Better Think Thrice: Learning to Reason Causally with Double Counterfactual Consistency
Victoria Lin, Xinnuo Xu, Rachel Lawrence, Risa Ueno, Amit Sharma, Javier Gonzalez, Niranjani Prasad
TL;DR
This work addresses the gap in evaluating causal reasoning for large language models by introducing double counterfactual consistency (DCC), a lightweight, inference-time procedure that tests whether a model can perform a causal intervention and correctly predict the counterfactual outcome, then revert the intervention. DCC is proposed as a triad: a metric, an inference-time rejection sampler, and a training-time reward, enabling evaluation and improvement of causal reasoning without labeled counterfactual data. Empirical results across GSM8K, CruxEval, and MATH show that DCC captures a distinct aspect of reasoning beyond standard accuracy and can improve performance on counterfactual tasks, though gains depend on model capacity and dataset characteristics.

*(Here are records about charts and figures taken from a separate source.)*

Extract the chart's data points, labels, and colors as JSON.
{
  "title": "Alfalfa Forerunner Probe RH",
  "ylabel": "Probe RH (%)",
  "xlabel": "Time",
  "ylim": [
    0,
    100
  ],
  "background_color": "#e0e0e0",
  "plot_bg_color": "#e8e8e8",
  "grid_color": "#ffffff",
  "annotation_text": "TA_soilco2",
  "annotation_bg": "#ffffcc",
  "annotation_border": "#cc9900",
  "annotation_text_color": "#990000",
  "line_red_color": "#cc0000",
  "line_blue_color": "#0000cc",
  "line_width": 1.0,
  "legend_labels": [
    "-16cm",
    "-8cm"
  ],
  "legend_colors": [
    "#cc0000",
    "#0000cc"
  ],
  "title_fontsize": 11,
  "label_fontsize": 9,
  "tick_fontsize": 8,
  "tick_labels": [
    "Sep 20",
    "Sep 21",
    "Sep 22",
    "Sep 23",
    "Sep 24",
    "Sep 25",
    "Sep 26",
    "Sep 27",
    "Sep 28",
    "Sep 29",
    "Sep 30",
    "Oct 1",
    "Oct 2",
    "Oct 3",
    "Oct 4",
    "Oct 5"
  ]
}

The approach offers a scalable, domain-agnostic way to disentangle factual accuracy from causal reasoning, with practical implications for improving reliability in decision-support and scientific tasks.
Abstract
Despite their strong performance on reasoning benchmarks, large language models (LLMs) have proven brittle when presented with counterfactual questions, suggesting weaknesses in their causal reasoning ability. While recent work has demonstrated that labeled counterfactual tasks can be useful benchmarks of LLMs' causal reasoning, producing such data at the scale required to cover the vast potential space of counterfactuals is limited. In this work, we introduce double counterfactual consistency (DCC), a lightweight inference-time method for measuring and guiding the ability of LLMs to reason causally. Without requiring labeled counterfactual data, DCC verifies a model's ability to execute two important elements of causal reasoning: causal intervention and counterfactual prediction. Using DCC, we evaluate the causal reasoning abilities of various leading LLMs across a range of reasoning tasks and interventions. Moreover, we demonstrate the effectiveness of DCC as a training-free test-time rejection sampling criterion and show that it can directly improve performance on reasoning tasks across multiple model families.